Summary
A practitioner’s field guide to Vision-Language-Action (VLA) model research at ICLR 2026, written by Moritz Reuss. The piece covers the 18x explosion in submissions (1 → 164 in two years), how to interpret saturated benchmarks (LIBERO, CALVIN, SIMPLER), nine active research directions, and the hidden gap between frontier closed-weight models and open-source VLAs. Two critically underrepresented problems are identified: data quality and in-context learning.
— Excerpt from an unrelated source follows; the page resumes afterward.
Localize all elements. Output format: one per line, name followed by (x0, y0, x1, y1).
Moritz Reuss 撰寫的 ICLR 2026 VLA 研究領域指南。涵蓋投稿量的 18 倍爆炸性成長(兩年內從 1 篇到 164 篇)、如何解讀已飽和的基準測試(LIBERO、CALVIN、SIMPLER)、九個活躍研究方向,以及前沿閉源模型與開源 VLA 之間的隱性差距。文章指出兩個嚴重被低估的問題:資料品質與 in-context learning。
Key Points
- VLA definition: model using internet-scale vision-language pretrained backbone + finetuned for control commands — pretraining scale is the key differentiator from regular multimodal policies
- LBM (Large Behavior Models): trained on large-scale robot demos without VL pretraining; all VLAs on massive robot data are LBMs, but not vice versa
- ICLR growth: 1 (2024) → 9 (2025) → 164 (2026); field transitioned from niche to mainstream
- Benchmark saturation: LIBERO 95%+ is standard, minimal discrimination above; CALVIN ABC >4.0 standard; SIMPLER highly variable, cross-paper comparison difficult
- 9 research trends: Discrete Diffusion, Reasoning/ECoT, New Tokenizers, Efficient VLAs, RL for VLAs, Video Prediction, Better Benchmarks, Cross-Action-Space, Memory/Composition
- Frontier gap: open-source VLAs match frontier on simulation but fail significantly on zero-shot open-world tasks — mirrors LLM open/closed weight divide
- Underrepresented: data quality curation methods and in-context learning for physical tasks
- Stage-aware RL (reach→grasp→transport→place) with semantic phase rewards is a notable practical approach
Insights
- The 18x submission jump in one year is unusually fast even by ML standards — it signals that VLA is now a primary destination for CV/ML researchers seeking impact, which will compress iteration cycles but also increase noise
- Benchmark saturation creating a “hidden gap” is the same problem described in the “AI moats” article: 60% (or 95% simulation) looks like success but is meaningless when the real bar is zero-shot generalization
- “VLM backbone selection uncorrelated with standard VLM benchmarks” is a surprising finding — it means the conventional wisdom of “start with the best VLM” is empirically unfounded for robot control, suggesting robot-specific pretraining signals matter more than general VL capabilities
- The RLT paper already in this vault (pi.website/research/rlt) is a direct example of Trend #5 (RL for VLAs): residual RL on top of a frozen VLA base policy — this vault is building a connected knowledge graph on this topic
- Discrete diffusion solving the autoregressive bottleneck for ECoT is an elegant architectural insight: the reason ECoT was slow wasn’t the reasoning itself but generating action sequences token-by-token
- Data quality being underrepresented despite being “widely acknowledged as critical” is a common pattern in ML research: the boring infrastructure problems (data curation, evaluation methodology) are less publishable than novel architectures
Connections
- RLT: Online RL for Precise Robot Manipulation
- Vision-Language-Action Models
- Reinforcement Learning
- Robotics
- Diffusion Models
- Embodied AI
- Physical Intelligence
- Benchmarking
Raw Excerpt
Despite open-source VLAs matching frontier performance on simulation (LIBERO, CALVIN), significant gaps emerge in zero-shot open-world behavior post-pretraining. This parallels gaps in LLMs and VLMs between closed and open-weight models.